Atlas des terres sauvages by Aude de Tocqueville

Atlas des terres sauvages by Aude de Tocqueville

Auteur:Aude de Tocqueville [Tocqueville, Aude de]
La langue: fra
Format: epub
Tags: Essai
ISBN: 9782081434325
Éditeur: Arthaud
Publié: 2019-11-04T23:00:00+00:00


OÏMIAKON

Isolement glacé

RUSSIE • 63° 27’ N - 142° 47’ E

En hiver, la neige recouvre tout, estompant les contours du paysage sous une chiche lumière qui ne brille plus que trois heures en décembre, moment de l’année où les jours sont les plus courts. Une vallée enchâssée entre deux chaînes de montagnes, à 760 mètres d’altitude, des sapins poudrés de givre, une rivière, l’Indiguirka, qui ne gèle jamais du fait de la remontée permanente des eaux souterraines, des maisons de bois alignées le long de larges voies évoquant davantage des pistes que des rues : vous êtes près du cercle polaire, à Oïmiakon, une ville de Sibérie orientale située en Iakoutie, république autonome de la Fédération de Russie, grande comme cinq fois la France et peuplée d’un million d’habitants seulement. Discutable privilège : dans cette région au climat continental, connue pour ses températures particulièrement rigoureuses, Oïmiakon est réputée, avec une pointe de sensationnalisme, comme « le village le plus froid au monde ». Au mois de février 1933, on y releva en effet une température de – 67 °C, soit l’une des plus basses enregistrées dans l’hémisphère nord. Ce record a de nouveau été atteint en janvier 2018, à la suite d’une vague de froid qualifiée il est vrai par les médias locaux d’« exceptionnelle ».

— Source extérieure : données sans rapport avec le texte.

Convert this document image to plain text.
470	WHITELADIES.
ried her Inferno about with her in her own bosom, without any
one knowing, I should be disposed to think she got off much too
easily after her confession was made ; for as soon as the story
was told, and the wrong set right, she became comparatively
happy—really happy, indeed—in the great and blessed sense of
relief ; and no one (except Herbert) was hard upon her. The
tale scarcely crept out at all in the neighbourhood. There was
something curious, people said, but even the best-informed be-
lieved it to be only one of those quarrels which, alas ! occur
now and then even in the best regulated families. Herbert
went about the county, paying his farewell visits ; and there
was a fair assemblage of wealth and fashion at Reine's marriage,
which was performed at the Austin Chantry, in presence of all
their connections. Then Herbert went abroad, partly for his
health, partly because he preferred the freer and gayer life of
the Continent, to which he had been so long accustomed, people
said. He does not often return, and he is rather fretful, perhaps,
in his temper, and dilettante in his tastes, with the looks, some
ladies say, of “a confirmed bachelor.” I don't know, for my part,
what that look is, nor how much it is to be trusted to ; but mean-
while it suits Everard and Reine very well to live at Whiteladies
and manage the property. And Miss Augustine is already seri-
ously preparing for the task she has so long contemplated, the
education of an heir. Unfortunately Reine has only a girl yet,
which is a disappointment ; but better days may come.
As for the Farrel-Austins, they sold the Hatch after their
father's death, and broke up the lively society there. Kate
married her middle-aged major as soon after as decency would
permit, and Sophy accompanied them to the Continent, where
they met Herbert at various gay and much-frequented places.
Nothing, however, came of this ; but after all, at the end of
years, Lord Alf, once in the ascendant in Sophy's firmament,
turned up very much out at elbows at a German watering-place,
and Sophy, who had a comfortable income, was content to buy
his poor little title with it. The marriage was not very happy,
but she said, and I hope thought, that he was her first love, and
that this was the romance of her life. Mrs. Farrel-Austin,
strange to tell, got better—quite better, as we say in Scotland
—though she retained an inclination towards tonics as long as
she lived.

Avec des moyennes annuelles hivernales se situant couramment autour de – 50 °C, ces conditions extrêmes n’empêchent pourtant pas ce village que 700 kilomètres séparent de Iakoutsk, la capitale de la république de Sakha, d’être habité en permanence. En 2012, année du dernier recensement, on y comptait cinq cent douze personnes, des Iakoutes, descendants pour la plupart des nomades que le régime de Staline, qui entendait sédentariser les populations sibériennes autochtones, installa dans les années 1930 dans un site où les éleveurs de rennes avaient coutume de faire halte en été. Il faut assurément être né ici, où l’air est si froid, assure-t-on, que de l’eau bouillante jetée en l’air se transforme immédiatement en nuage de glace, pour pouvoir affronter ces conditions de vie d’une dureté inouïe. Bien entendu, on renonce aux lunettes, car le gel risquerait de les incruster dans le visage, et on ne s’aventure jamais dehors, même pas une minute, sans porter des gants et plusieurs couches de vêtements. La plupart des voitures étrangères ne peuvent fonctionner par ces températures et les modèles les plus résistants – issus de l’ancienne aire de production soviétique comme l’Oural, ou les modèles tout-terrain UAZ – ne démarrent qu’à la condition qu’on réchauffe leur moteur à la lampe à souder. Et il faut s’armer de courage pour utiliser les sanitaires : le sol étant gelé en permanence jusqu’à 1 640 mètres de profondeur, les maisons ne disposent pas de canalisations. Alimentées par réservoir, les toilettes et les douches sont situées à l’extérieur, dans des cahutes qu’on rejoint même dans la nuit noire. Fidèles compagnons des habitants de l’extrême, des chevaux trapus de type poney s’ébattent paisiblement dans la toundra, bien protégés par leur poil épais, plus long et dense en hiver, et par leur crinière qui leur couvre même les épaules.